The realization that she was dead sent strange feelings through him. They’d had good times, and good sex, but there weren’t all that many instances to remember, and she had always been concerned with her own career, her own needs, instead of his. Just like now. This was all her fault. Her Velvet Hammer SAP had put them all at risk. Nuclear devices should never have been in his Mountain, and because of them Hydra Mountain’s worst countermeasures had tried to kill them all.
Sealed in the cocoon of hardened sticky foam, he listened to the oppressive silence. Were the others still alive outside the vault? Adonia, Colonel Whalen, and Dr. Garibaldi had been out of reach of the sticky foam. But, unable to take refuge in the protected vault, as planned, maybe they had already succumbed to the halothane in the open grotto.
The gas! With the door blocked open, the knockout gas could still penetrate here. Van Dyckman sniffed, afraid he’d fall unconscious in here and be suffocated even more slowly, but the volatile, starchy odors of the foam drowned out any trace of the halothane scent. Would he be safe? Maybe the blockage would cut off enough of it.
It would take hours before any rescue could possibly come, and he needed to wait it out someplace. Here in the Velvet Hammer vault, he had light, he had air. It wasn’t Club Med, but he even felt comfortable, almost hot compared to what he’d been in the chilly main grotto.…
He gasped as he realized why he felt so warm.
He frantically released his grip around the metal cylinder, the thermonuclear weapon.
The warhead was physically warm, and he was trapped right next to it, crowded into the alcove. He looked around the claustrophobic granite vault. A wall of hard red foam covered the rock floor and rose up nearly to the ceiling like a mountain of discolored snow left by an out-of-control plow.
He was buried alive inside the storage vault with dozens of nuclear bombs, and he knew that if they were generating heat, they were also generating radiation. His skin crawled as he imagined the invisible particles shooting all around him, being absorbed into his body. If an old-fashioned Geiger counter hung on the wall, it would have been clicking and crackling like crazy.
He tried to worm his way around the warhead, but the impenetrable foam blocked his way like a petrified cumulus cloud. He was trapped.
Again seeking someone to blame, he cursed Victoria. What had she been thinking to hide all these illicit nuclear devices here? Her program had to be illegal! At least he had been trying to solve a crucial problem and help the nation. Thanks to him and his close connection to the President, Hydra Mountain had been reopened and put to good use. This facility was ideal for storing enormous amounts of nuclear waste… but active warheads in a secret back room changed the equation entirely! Well, she had died for it.
He had to get out of here.
Moving carefully in the small amount of space available, van Dyckman squeezed down behind the platform and stepped onto the uneven mass of hardened foam piled around the cubbyhole. The substance held under his weight, although it felt uncertain, slippery.
He worked his way around the warhead in its protected alcove and tried to crawl up the wall of hard foam. It was like climbing a gritty, crusty old snowdrift. A piece of the material broke off in his fingers as he tried to get a handhold. The sticky foam had little substance, and if he had a jackhammer, a pickax — even a spoon! — he could chop away at the starchy barricade.
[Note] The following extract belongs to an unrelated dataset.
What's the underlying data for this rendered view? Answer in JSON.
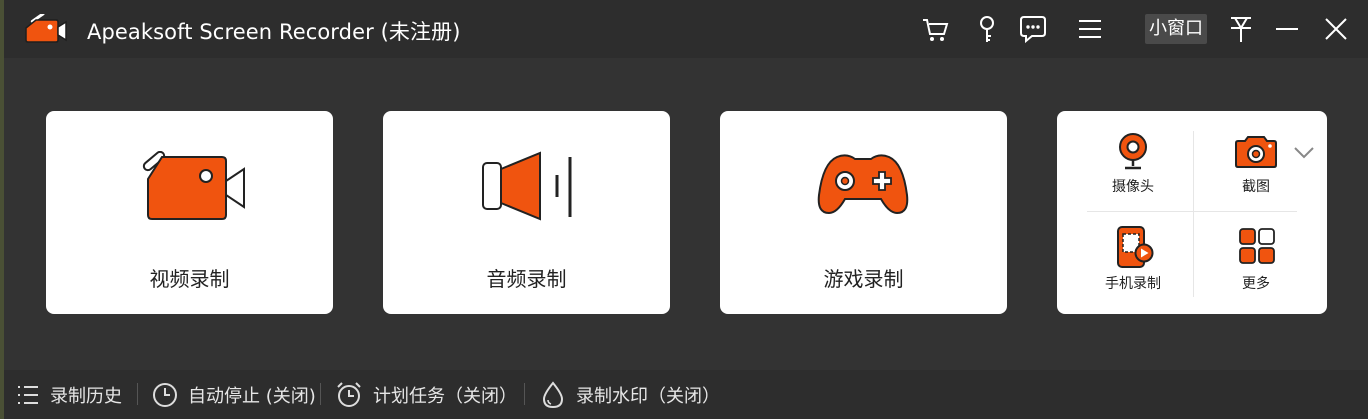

He pounded and clawed at the foam, and little by little he managed to smash away a few chunks. He needed some kind of tool to dig his way out. As he worked with greater desperation, he felt something hard in his pants pocket. Keys? Maybe he could use those—
He found the box cutter he had pocketed from the guard portal, after he’d freed Senator Pulaski from that sticky foam. Sharp and hard; it would work!
He extended the blade and stabbed the hardened foam like a serial killer. Another jagged block broke off, opening a gap, and his hopes soared. Breathing heavily, van Dyckman started chopping away, piece by piece.